Autour, les teintes se déclinent : Cupid De Locke, c’est du romantisme sous acide; By Starlight, juste avant la fin, laisse suspendu dans le son des guitares lentes, comme si le monde fondait à l’horizon d’un dernier baiser. Super. Mais après l’extase, place à la descente.
En 1996, la trajectoire des Smashing Pumpkins se fracture. Le claviériste Jonathan Melvoin meurt d’une overdose et Jimmy Chamberlin est viré du groupe à cause de son addiction sévère à l’héroïne.
Un vide s’installe, un de plus dans la vie de Billy Corgan. Le rock grandiloquent se mue en chant funèbre. En 1998 paraît le gothique Adore, l’un des disques les plus tristes de tous les temps (climax à la fin avec Behold! The Night Mare et surtout Blank Page). L’aventure originelle s’achève en 2000 à travers Machina/The Machines of God, dernier baroud d’honneur conceptuel avant la dissolution. Exsangue mais toujours hanté par la démesure, Cogan éteint la lumière.
Les cendres et les astres : héritages et suites
En 2007, les Pumpkins renaissent avec de nouveaux musiciens et, en 2018, James Iha fait son grand retour aux côtés de Chamberlin. Miracle. La constellation se reforme. Le groupe poursuit sa route, changeant de forme.

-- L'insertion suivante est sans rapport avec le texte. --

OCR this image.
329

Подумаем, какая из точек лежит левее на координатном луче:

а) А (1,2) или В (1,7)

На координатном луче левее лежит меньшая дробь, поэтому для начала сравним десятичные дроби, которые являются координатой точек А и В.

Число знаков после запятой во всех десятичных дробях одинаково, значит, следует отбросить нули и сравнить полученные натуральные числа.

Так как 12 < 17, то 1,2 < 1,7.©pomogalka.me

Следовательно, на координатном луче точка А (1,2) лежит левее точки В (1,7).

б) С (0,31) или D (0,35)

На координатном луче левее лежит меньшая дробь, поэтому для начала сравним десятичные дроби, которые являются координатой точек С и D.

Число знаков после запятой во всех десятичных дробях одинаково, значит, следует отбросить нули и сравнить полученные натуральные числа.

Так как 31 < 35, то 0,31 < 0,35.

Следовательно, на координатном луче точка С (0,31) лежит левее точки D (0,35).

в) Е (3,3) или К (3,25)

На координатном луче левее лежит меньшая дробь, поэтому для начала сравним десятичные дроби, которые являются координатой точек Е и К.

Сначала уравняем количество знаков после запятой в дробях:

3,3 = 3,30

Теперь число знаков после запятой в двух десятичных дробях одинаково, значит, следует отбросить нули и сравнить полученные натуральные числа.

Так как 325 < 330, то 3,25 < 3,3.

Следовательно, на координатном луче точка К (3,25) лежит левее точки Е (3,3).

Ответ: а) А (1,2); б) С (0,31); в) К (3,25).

Si les albums se révèlent tiédasses et n’ont pas la résonance planétaire de leur aîné, Mellon Collie ne meurt jamais. Il transpire dans le rock, pas toujours le plus raffiné, parfois chez les groupes les plus vilains, mais bref, il s’insinue dans le sang de Marilyn Manson, Deftones, Evanescence ou même Indochine, qui rend hommage à By Starlight avec le titre Starlight qui clôt Alice et June (2005), autre double album historique.
De l’emo de My Chemical Romance au punk-pop de Blink-182, la trace est là. Gerard Way (My Chemical Romance) a dit un jour que Corgan lui avait appris à rêver en grand, à penser en concept, en tragédie et en cosmos. En Italie, sans Mellon Collie, il n’y aurait sûrement pas eu l’énorme Wow de Verdena (2011).

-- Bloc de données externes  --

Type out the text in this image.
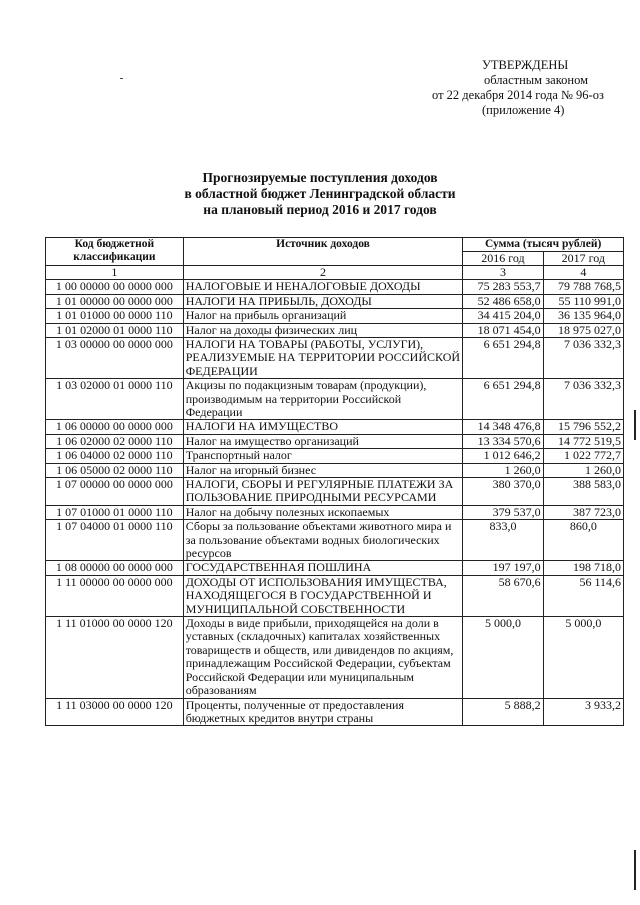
УТВЕРЖДЕНЫ
областным законом
от 22 декабря 2014 года № 96-оз
(приложение 4)
Прогнозируемые поступления доходов
в областной бюджет Ленинградской области
на плановый период 2016 и 2017 годов
Код бюджетной классификации	Источник доходов	Сумма (тысяч рублей)	
		2016 год	2017 год
1	2	3	4
1 00 00000 00 0000 000	НАЛОГОВЫЕ И НЕНАЛОГОВЫЕ ДОХОДЫ	75 283 553,7	79 788 768,5
1 01 00000 00 0000 000	НАЛОГИ НА ПРИБЫЛЬ, ДОХОДЫ	52 486 658,0	55 110 991,0
1 01 01000 00 0000 110	Налог на прибыль организаций	34 415 204,0	36 135 964,0
1 01 02000 01 0000 110	Налог на доходы физических лиц	18 071 454,0	18 975 027,0
1 03 00000 00 0000 000	НАЛОГИ НА ТОВАРЫ (РАБОТЫ, УСЛУГИ), РЕАЛИЗУЕМЫЕ НА ТЕРРИТОРИИ РОССИЙСКОЙ ФЕДЕРАЦИИ	6 651 294,8	7 036 332,3
1 03 02000 01 0000 110	Акцизы по подакцизным товарам (продукции), производимым на территории Российской Федерации	6 651 294,8	7 036 332,3
1 06 00000 00 0000 000	НАЛОГИ НА ИМУЩЕСТВО	14 348 476,8	15 796 552,2
1 06 02000 02 0000 110	Налог на имущество организаций	13 334 570,6	14 772 519,5
1 06 04000 02 0000 110	Транспортный налог	1 012 646,2	1 022 772,7
1 06 05000 02 0000 110	Налог на игорный бизнес	1 260,0	1 260,0
1 07 00000 00 0000 000	НАЛОГИ, СБОРЫ И РЕГУЛЯРНЫЕ ПЛАТЕЖИ ЗА ПОЛЬЗОВАНИЕ ПРИРОДНЫМИ РЕСУРСАМИ	380 370,0	388 583,0
1 07 01000 01 0000 110	Налог на добычу полезных ископаемых	379 537,0	387 723,0
1 07 04000 01 0000 110	Сборы за пользование объектами животного мира и за пользование объектами водных биологических ресурсов	833,0	860,0
1 08 00000 00 0000 000	ГОСУДАРСТВЕННАЯ ПОШЛИНА	197 197,0	198 718,0
1 11 00000 00 0000 000	ДОХОДЫ ОТ ИСПОЛЬЗОВАНИЯ ИМУЩЕСТВА, НАХОДЯЩЕГОСЯ В ГОСУДАРСТВЕННОЙ И МУНИЦИПАЛЬНОЙ СОБСТВЕННОСТИ	58 670,6	56 114,6
1 11 01000 00 0000 120	Доходы в виде прибыли, приходящейся на доли в уставных (складочных) капиталах хозяйственных товариществ и обществ, или дивидендов по акциям, принадлежащим Российской Федерации, субъектам Российской Федерации или муниципальным образованиям	5 000,0	5 000,0
1 11 03000 00 0000 120	Проценты, полученные от предоставления бюджетных кредитов внутри страны	5 888,2	3 933,2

Surprise : voilà que trente ans plus tard, l’album entre dans une nouvelle métamorphose. Billy Corgan s’associe au Lyric Opera of Chicago pour transformer Mellon Collie en un spectacle lyrique, A Night of Mellon Collie and Infinite Sadness. En parallèle, paraît aujourd’hui une réédition «super deluxe» dans un coffret XXL : somptueux emballage bleu et doré composé littéralement de constellations comme pour relier les époques, six vinyles, quatre-vingt minutes d’inédits live, un jeu de tarot, des lithographies, un livre de notes, comme si chaque morceau devenait une carte à tirer.
La partie concert, autrement dit le disque bonus, s’écoute plutôt comme un best of scénique de 1996, mais pas à la même heure ni au même endroit (il y a de la captation live à San Diego, Cleveland ou Detroit). Entre un Siva échappé du premier album et un Geek U.S.A. de Siamese Dream, au milieu des versions accélérées (Zero, Bullet with Butterfly Wings) et d’une phrase qui sonne comme un slogan («The world is vampire»), Billy Corgan engueule le micro («God is empty, JUST LIKE ME»), la basse gronde, la guitare râpe, la batterie court, le public crie moins fort que Billy; le feu est là et s’il faut l’éteindre, c’est juste pour souffler sur les trente bougies de Mellon Collie.
Mellon Collie and the Infinite Sadness (30th Anniversary Edition), de The Smashing Pumpkins.